このスタジアムにアクセスする道路は幅4mの田舎道で、スタジアム自身も周辺に建って
いるルコや商業建物の陰に隠れて、なかなか外からは見えにくい。それでもこのスタジア
ムは、バタヴィアのプリブミサッカー愛好家たちにとってのメッカになっていた。建設さ
れたのは1928年だ。

1920年代のバタヴィアで、サッカーを愛好するプリブミたちがチームを作って対戦し
ていた。Ps Tjahja Kwitang, Ps Kalipasir, Ps Sinar Bulan, Ps Setiaki, Ps Sterなど
がそれだが、なかば趣味の域を出ず、リーグを組んではいなかった。

一方オランダ人はチームを作り、リーグを組んで対戦を行う組織的な動きを行っていた。
都内のあちこちに古くからあるサッカー競技場のほとんどは、オランダ人がホームグラン
ドとして設けたものだった。

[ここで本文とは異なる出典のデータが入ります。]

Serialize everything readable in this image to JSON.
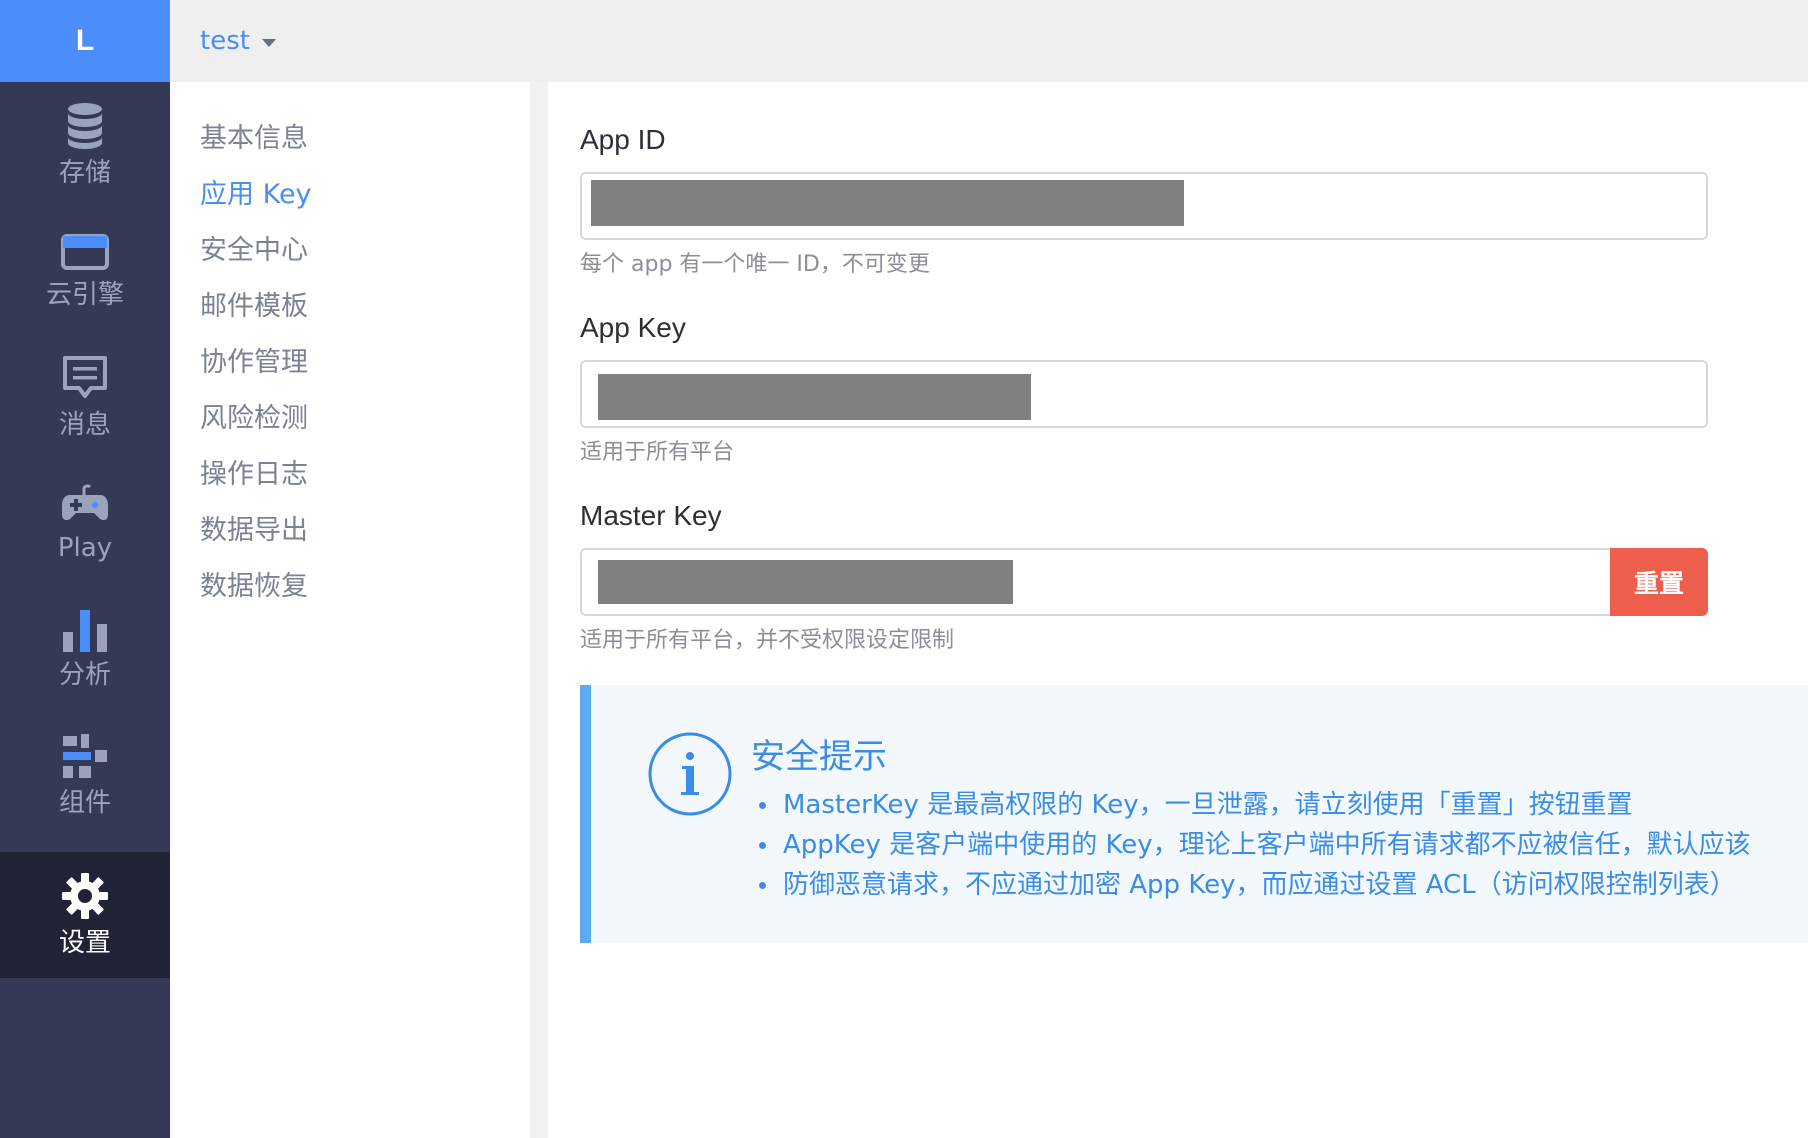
{
  "rail": {
    "logo": "L",
    "items": [
      {
        "label": "存储",
        "icon": "database-icon"
      },
      {
        "label": "云引擎",
        "icon": "server-icon"
      },
      {
        "label": "消息",
        "icon": "message-icon"
      },
      {
        "label": "Play",
        "icon": "gamepad-icon"
      },
      {
        "label": "分析",
        "icon": "bar-chart-icon"
      },
      {
        "label": "组件",
        "icon": "components-icon"
      },
      {
        "label": "设置",
        "icon": "gear-icon",
        "active": true
      }
    ]
  },
  "topbar": {
    "app_name": "test"
  },
  "subnav": {
    "items": [
      {
        "label": "基本信息"
      },
      {
        "label": "应用 Key",
        "active": true
      },
      {
        "label": "安全中心"
      },
      {
        "label": "邮件模板"
      },
      {
        "label": "协作管理"
      },
      {
        "label": "风险检测"
      },
      {
        "label": "操作日志"
      },
      {
        "label": "数据导出"
      },
      {
        "label": "数据恢复"
      }
    ]
  },
  "fields": {
    "app_id": {
      "label": "App ID",
      "help": "每个 app 有一个唯一 ID，不可变更"
    },
    "app_key": {
      "label": "App Key",
      "help": "适用于所有平台"
    },
    "master_key": {
      "label": "Master Key",
      "help": "适用于所有平台，并不受权限设定限制",
      "button": "重置"
    }
  },
  "tip": {
    "icon": "info-icon",
    "title": "安全提示",
    "items": [
      "MasterKey 是最高权限的 Key，一旦泄露，请立刻使用「重置」按钮重置",
      "AppKey 是客户端中使用的 Key，理论上客户端中所有请求都不应被信任，默认应该",
      "防御恶意请求，不应通过加密 App Key，而应通过设置 ACL（访问权限控制列表）"
    ]
  },
  "colors": {
    "rail_bg": "#343a55",
    "rail_active_bg": "#1f2335",
    "logo_bg": "#4b8ef7",
    "accent": "#4a8ef0",
    "danger": "#ee5e4d",
    "tip_border": "#5aabf0"
  }
}
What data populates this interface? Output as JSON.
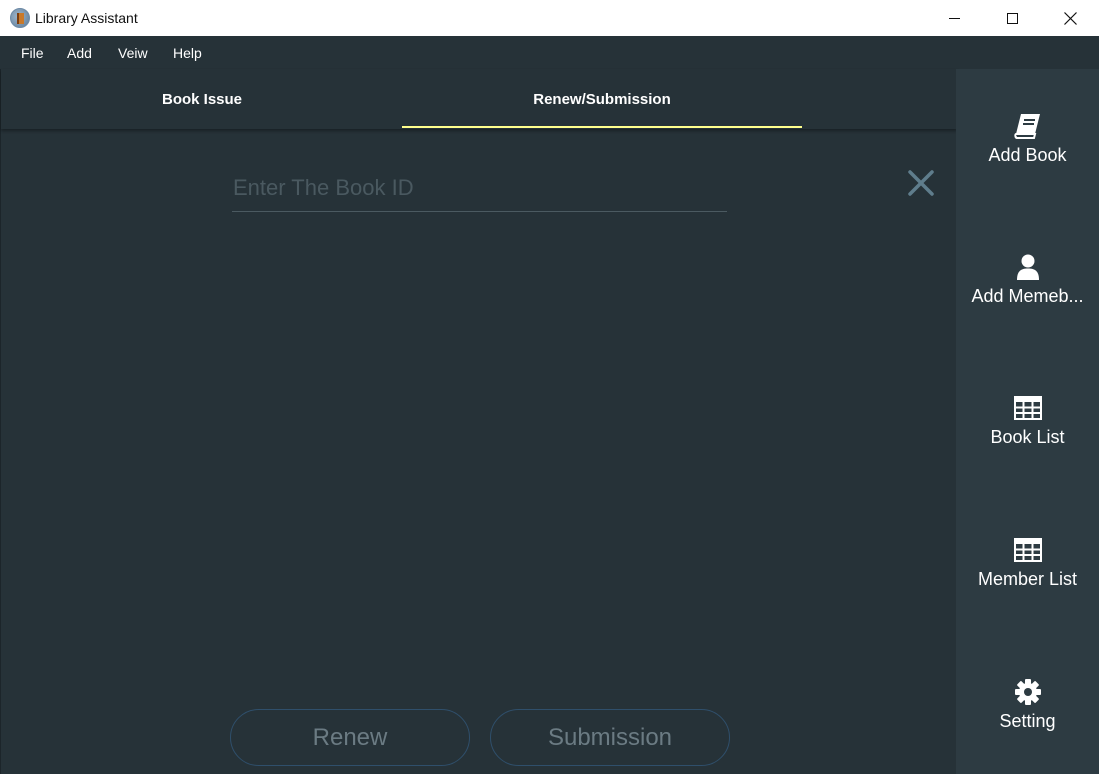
{
  "window": {
    "title": "Library Assistant"
  },
  "menu": {
    "items": [
      "File",
      "Add",
      "Veiw",
      "Help"
    ]
  },
  "tabs": [
    {
      "label": "Book Issue",
      "active": false
    },
    {
      "label": "Renew/Submission",
      "active": true
    }
  ],
  "renew_panel": {
    "book_id_placeholder": "Enter The Book ID",
    "book_id_value": "",
    "renew_label": "Renew",
    "submission_label": "Submission"
  },
  "sidebar": {
    "items": [
      {
        "label": "Add Book",
        "icon": "book-icon"
      },
      {
        "label": "Add Memeb...",
        "icon": "user-icon"
      },
      {
        "label": "Book List",
        "icon": "table-icon"
      },
      {
        "label": "Member List",
        "icon": "table-icon"
      },
      {
        "label": "Setting",
        "icon": "gear-icon"
      }
    ]
  },
  "colors": {
    "background": "#263238",
    "sidebar": "#2d3b42",
    "tab_indicator": "#ffff8d",
    "button_border": "#2f4f6b",
    "clear_icon": "#5f7d8c"
  }
}
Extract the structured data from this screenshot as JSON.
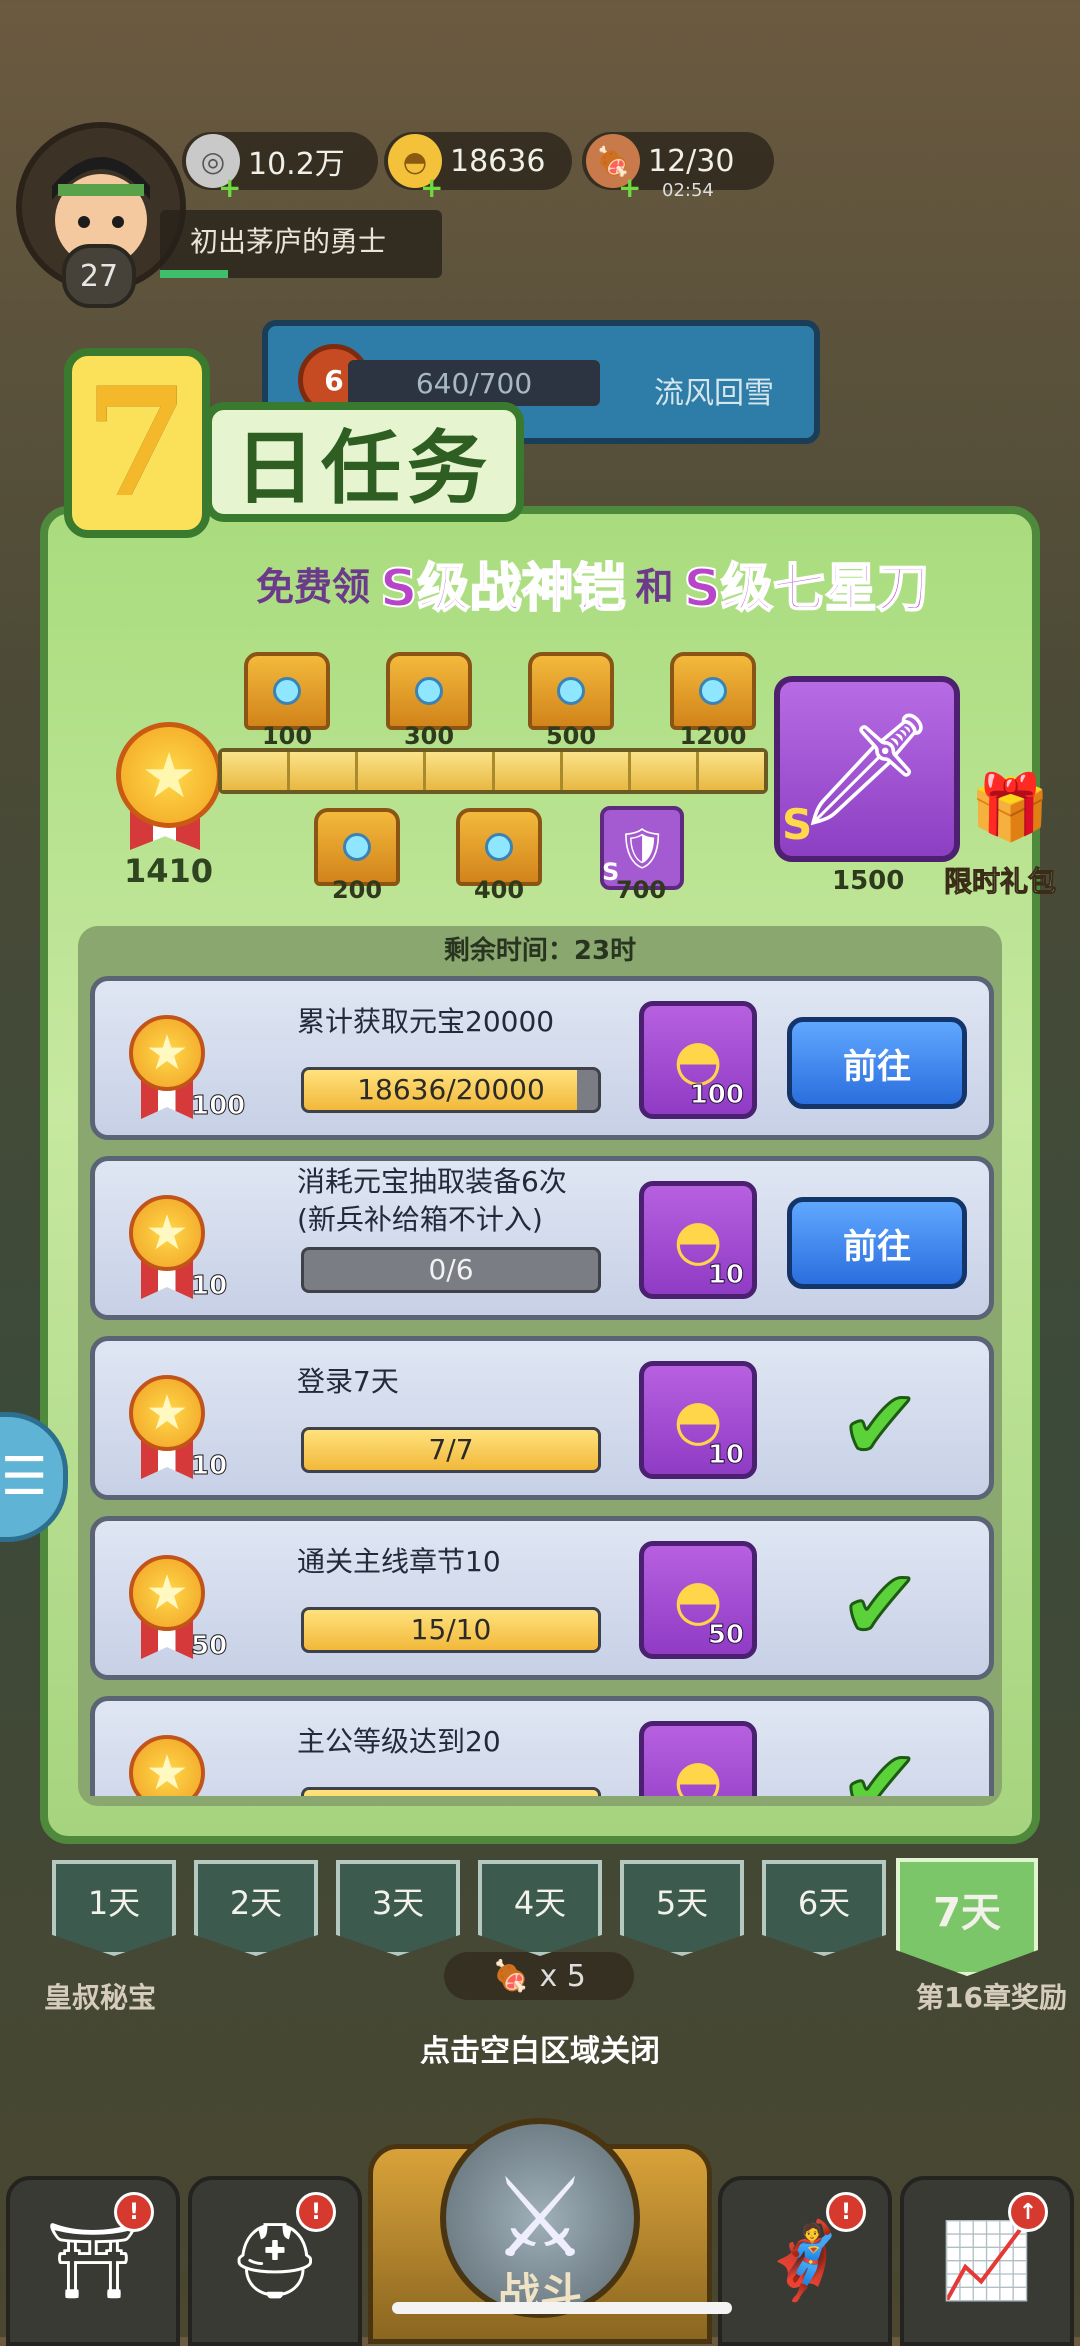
{
  "hud": {
    "level": "27",
    "title": "初出茅庐的勇士",
    "resources": [
      {
        "icon": "coin-icon",
        "value": "10.2万"
      },
      {
        "icon": "gold-ingot-icon",
        "value": "18636"
      },
      {
        "icon": "meat-icon",
        "value": "12/30",
        "timer": "02:54"
      }
    ],
    "boss": {
      "badge": "6",
      "progress": "640/700",
      "name": "流风回雪"
    }
  },
  "header": {
    "seven": "7",
    "word": "日任务"
  },
  "headline": {
    "p1": "免费领",
    "item1": "S级战神铠",
    "p2": "和",
    "item2": "S级七星刀"
  },
  "milestones": {
    "total_points": "1410",
    "top": [
      "100",
      "300",
      "500",
      "1200"
    ],
    "bottom": [
      "200",
      "400",
      "700"
    ],
    "armor_grade": "S",
    "final_grade": "S",
    "final_value": "1500",
    "gift_label": "限时礼包"
  },
  "remaining": "剩余时间：23时",
  "tasks": [
    {
      "points": "100",
      "title": "累计获取元宝20000",
      "progress": "18636/20000",
      "fill": 0.93,
      "reward": "100",
      "action": "前往",
      "done": false
    },
    {
      "points": "10",
      "title": "消耗元宝抽取装备6次 (新兵补给箱不计入)",
      "progress": "0/6",
      "fill": 0,
      "reward": "10",
      "action": "前往",
      "done": false
    },
    {
      "points": "10",
      "title": "登录7天",
      "progress": "7/7",
      "fill": 1,
      "reward": "10",
      "action": "",
      "done": true
    },
    {
      "points": "50",
      "title": "通关主线章节10",
      "progress": "15/10",
      "fill": 1,
      "reward": "50",
      "action": "",
      "done": true
    },
    {
      "points": "",
      "title": "主公等级达到20",
      "progress": "",
      "fill": 1,
      "reward": "",
      "action": "",
      "done": true
    }
  ],
  "days": [
    "1天",
    "2天",
    "3天",
    "4天",
    "5天",
    "6天",
    "7天"
  ],
  "active_day": "7天",
  "bg_labels": {
    "left": "皇叔秘宝",
    "right": "第16章奖励"
  },
  "meat_cost": "x 5",
  "close_hint": "点击空白区域关闭",
  "battle_label": "战斗",
  "colors": {
    "panel": "#a9dc7e",
    "accent": "#b845c9",
    "go_button": "#2b6ede",
    "check": "#5bd23a"
  }
}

オランダ人のサッカー組織はVoetbalbond Batavia en 
Omstreken 略してVBOと呼ばれた。

1927年にパサルバルのガンブンドゥル(Gang Bendur)で火事があり、多数のプリブミ
が焼け出された。同じプリブミの困窮を前にして、スティアキとステルの両チーム有志が、
有料親善試合を行って収益を罹災者に寄付しようと考え、興行試合の場所を探した。

かれらはオランダ人チーム「ヘルクレス」の持っているデカパーク(Deca Park)のグラン
ドを貸してほしいと申し入れたが、待てど暮らせど返事が来ない。仕方なくVBO本部に
どれかのチームのホームグランドを貸してほしいと申し入れたところ、返事をもらえたの
はいいが、その内容は拒絶だった。なにしろ、オランダ人の使用する場所には必ずといっ
ていいほど「原住民と犬は立入禁止」の貼り紙が出ていた時代だ。

思い余ったかれらはバタヴィア市庁に支援を求めた。いくら植民地時代とはいえ行政の隅
々までオランダ人が直接手を下しているわけでなく、多数のプリブミがかれらを補佐して
いる。そしてこの話が現在ジャカルタの第一級儀典道路にその名を残しているMHタムリ
ンを動かしたとき、結果の形は決まった。当時タムリンは国民議会のプリブミ代議士だっ
た。

スタジアムが作られ、そこを本拠地にしてスティアキ、ステル、MOS、BSVCの四チ
ームが連盟を組んでVoetbalbond Indonesia Jacatra を名乗った。オランダ人行政官が忌
み嫌ったインドネシアという言葉を挿入したのは、青年会議の誓詞にちなんだものだ。こ
のVIJが後のPersija Jakarta の源流になった。

VIJはガンスコッ(Gang Scott 今のJl Budi Kemuliaan)角の広場やブランウィル広場
(Lapangan Brandweer 今のガジャマダプラザ西側広場)なども使ったが、そのうちに使
用が禁止された。タナアバン地区のトリヴェリラアン(Trivelli Laan)でもゲームを行っ
た。そこは現在Lapangan Kebun Singkongと呼ばれている。

独立後、オランダ人が専用に使っていたサッカースタジアムはまるごとインドネシア人の
手に渡った。ひとびとはより充実し、優れたスタジアムに移って行った。VIJスタジア
ムは取り残されてしまった。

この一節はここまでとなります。